I need to learn how to deal with stressBack to Living — By Jessica Datta on May 18, 2011 at 11:27 am
Today has been a slightly stressful day. Its Monday – need I say more? Well, yeah. I do need to. This was more than just a BLAH Monday.
I woke up late. (What else is new?)
I basically avoided dealing with the conversation I had with my career counselor on Friday. (JT will tell you that avoidance is a pattern with me.)
I was 27 minutes late for an appointment with my oncologist. (What else is new?)
And I was a complete mess when I got there. I was being unusually emotional. And this was just a routine study follow up.
I mentioned the headaches and other symptoms that I’ve been having. (Congratulations to me. Now I’m pretty sure I’m not on the placebo.) All the symptoms are typical with the Neratinib except the headaches. (Is anyone else feeling a little deja vou-ish?)

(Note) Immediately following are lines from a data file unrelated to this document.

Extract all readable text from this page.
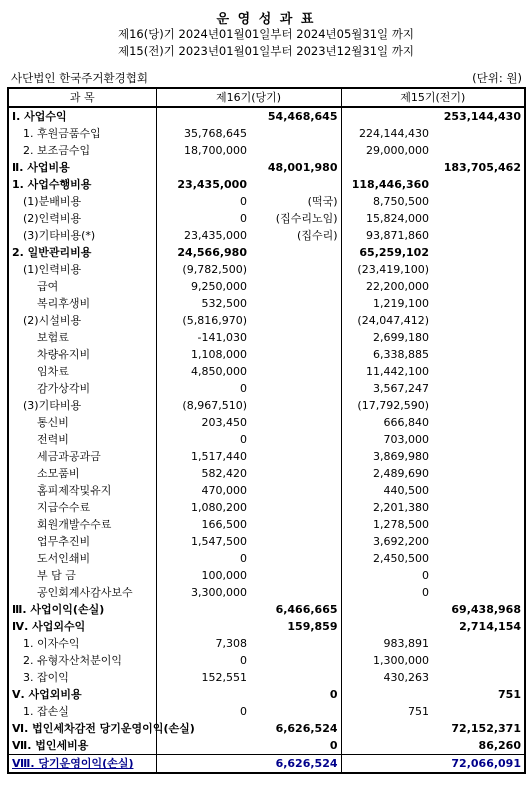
운 영 성 과 표
제16(당)기 2024년01월01일부터 2024년05월31일 까지
제15(전)기 2023년01월01일부터 2023년12월31일 까지
사단법인 한국주거환경협회	(단위: 원)
과 목	제16기(당기)		제15기(전기)	
Ⅰ. 사업수익		54,468,645		253,144,430
1. 후원금품수입	35,768,645		224,144,430	
2. 보조금수입	18,700,000		29,000,000	
Ⅱ. 사업비용		48,001,980		183,705,462
1. 사업수행비용	23,435,000		118,446,360	
(1)분배비용	0	(떡국)	8,750,500	
(2)인력비용	0	(집수리노임)	15,824,000	
(3)기타비용(*)	23,435,000	(집수리)	93,871,860	
2. 일반관리비용	24,566,980		65,259,102	
(1)인력비용	(9,782,500)		(23,419,100)	
급여	9,250,000		22,200,000	
복리후생비	532,500		1,219,100	
(2)시설비용	(5,816,970)		(24,047,412)	
보험료	-141,030		2,699,180	
차량유지비	1,108,000		6,338,885	
임차료	4,850,000		11,442,100	
감가상각비	0		3,567,247	
(3)기타비용	(8,967,510)		(17,792,590)	
통신비	203,450		666,840	
전력비	0		703,000	
세금과공과금	1,517,440		3,869,980	
소모품비	582,420		2,489,690	
홈피제작및유지	470,000		440,500	
지급수수료	1,080,200		2,201,380	
회원개발수수료	166,500		1,278,500	
업무추진비	1,547,500		3,692,200	
도서인쇄비	0		2,450,500	
부 담 금	100,000		0	
공인회계사감사보수	3,300,000		0	
Ⅲ. 사업이익(손실)		6,466,665		69,438,968
Ⅳ. 사업외수익		159,859		2,714,154
1. 이자수익	7,308		983,891	
2. 유형자산처분이익	0		1,300,000	
3. 잡이익	152,551		430,263	
Ⅴ. 사업외비용		0		751
1. 잡손실	0		751	
Ⅵ. 법인세차감전 당기운영이익(손실)		6,626,524		72,152,371
Ⅶ. 법인세비용		0		86,260
Ⅷ. 당기운영이익(손실)		6,626,524		72,066,091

As expected, Dr. Wilkinson came into check me out since the headaches are not usually caused by the study med. And AS EXPECTED she wanted me to get a brain MRI. (I’m not kidding here. This IS exactly what I was expecting her to do.) This is standard for me now. I have a persistent cough – first check for lung mets. I have a chronic headache – first check for brain mets.
So can anyone tell me why I was bawling the entire way to work after getting my MRI orders?
The rational side of me 100% expected this. I put a plan in place. I scheduled the test for Wednesday night. I arranged for a ride to and from the office. I made sure I had Ativan on hand. Yes, the MRI is super scary. And I am extremely claustrophobic. I totally freaked out during the last one – in spite of taking a half an Ativan beforehand. But I know that. So I will take a whole one before heading over there and have a half with me – just in case. I also know that we are all fully expecting the scans to show nothing. They just need to be done for that .0000001% chance that I have a brain tumor. I’d have a better shot at winning the lottery. (Mental note. If I do have a tumor, must buy lottery ticket.)
I think it was the combination of work stress, the conversation I had on Friday stress, I’m PMS’ing, and this was the icing on the cake. I’m really not all that proud of how I handled it. I could have done a lot better. (But hindsight is 20-20, right?) I spent an hour with JT bawling and complaining and having a total self pity party. Then I came home and was a little piggy while I squeezed/hugged/harassed/tortured my poor innocent little puppy – who won’t sleep with me now because she’s too scared of being hugged to death. I watched some crap tv. Soaked in a hot bath to relax a little. Read Charles’s book. Blogged. And now I’m going to go to sleep.
The things that should have been different are – no need to have been a piggy. Or if I was gong to be one, replace the fudgesicles with a baked apple or some veggies. I was supposed to have done another 40 min on the treadmill/bike (I only had time for 30 min this morning). That would have been a great way to work out my irritation, stress, whatever. The rest I think was fine.
Like I said before – I’m a work in progress. I guess I can look at it and see that this is a lot better than I handled it last time.